TITEL-Textfeld | Wolf Senff: Diplomatie

TITEL-Textfeld | Wolf Senff: Diplomatie

Tilman schenkte Tee nach.

Farb legte sich ein Stück Pflaumenkuchen auf.

An einem ruhigen, milden Nachmittag neigte sich die Sonne geruhsam dem Horizont entgegen.

Ob das so alles richtig sei, wollte Anne wissen.

Kitsch, sagte Farb, wir leben ein kitschiges Idyll, gänzlich unzeitgemäß, die Welt sei aus den Fugen.

Tilman legte sich ein Stück Pflaumenkuchen auf.

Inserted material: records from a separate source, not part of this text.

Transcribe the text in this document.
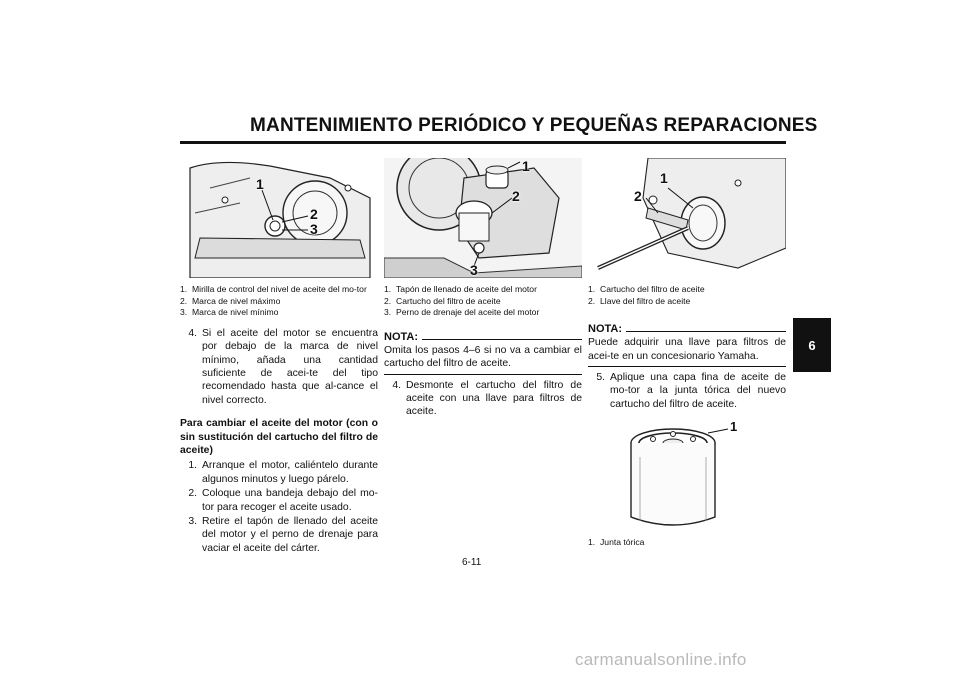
MANTENIMIENTO PERIÓDICO Y PEQUEÑAS REPARACIONES
6
1
2
3
1. Mirilla de control del nivel de aceite del mo-tor
2. Marca de nivel máximo
3. Marca de nivel mínimo
4. Si el aceite del motor se encuentra por debajo de la marca de nivel mínimo, añada una cantidad suficiente de acei-te del tipo recomendado hasta que al-cance el nivel correcto.
Para cambiar el aceite del motor (con o sin sustitución del cartucho del filtro de aceite)
1. Arranque el motor, caliéntelo durante algunos minutos y luego párelo.
2. Coloque una bandeja debajo del mo-tor para recoger el aceite usado.
3. Retire el tapón de llenado del aceite del motor y el perno de drenaje para vaciar el aceite del cárter.
1
2
3
1. Tapón de llenado de aceite del motor
2. Cartucho del filtro de aceite
3. Perno de drenaje del aceite del motor
NOTA:
Omita los pasos 4–6 si no va a cambiar el cartucho del filtro de aceite.
4. Desmonte el cartucho del filtro de aceite con una llave para filtros de aceite.
1
2
1. Cartucho del filtro de aceite
2. Llave del filtro de aceite
NOTA:
Puede adquirir una llave para filtros de acei-te en un concesionario Yamaha.
5. Aplique una capa fina de aceite de mo-tor a la junta tórica del nuevo cartucho del filtro de aceite.
1
1. Junta tórica
6-11
carmanualsonline.info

Friedlich, sagte er, es existierten Nischen, in die sich friedliche Stimmung zurückziehe, und tat sich einen Löffel Sahne auf.

Ein kitschiges Idyll, wiederholte Farb.

Wir lassen uns über das alte Ägypten aus, gänzlich unaufgeregt, sagte Anne, nichts stört uns, Nachmittag um Nachmittag, Jahrtausende entfernt, angenehme Plaudereien, unverbindlich, bei vortrefflicher Laune.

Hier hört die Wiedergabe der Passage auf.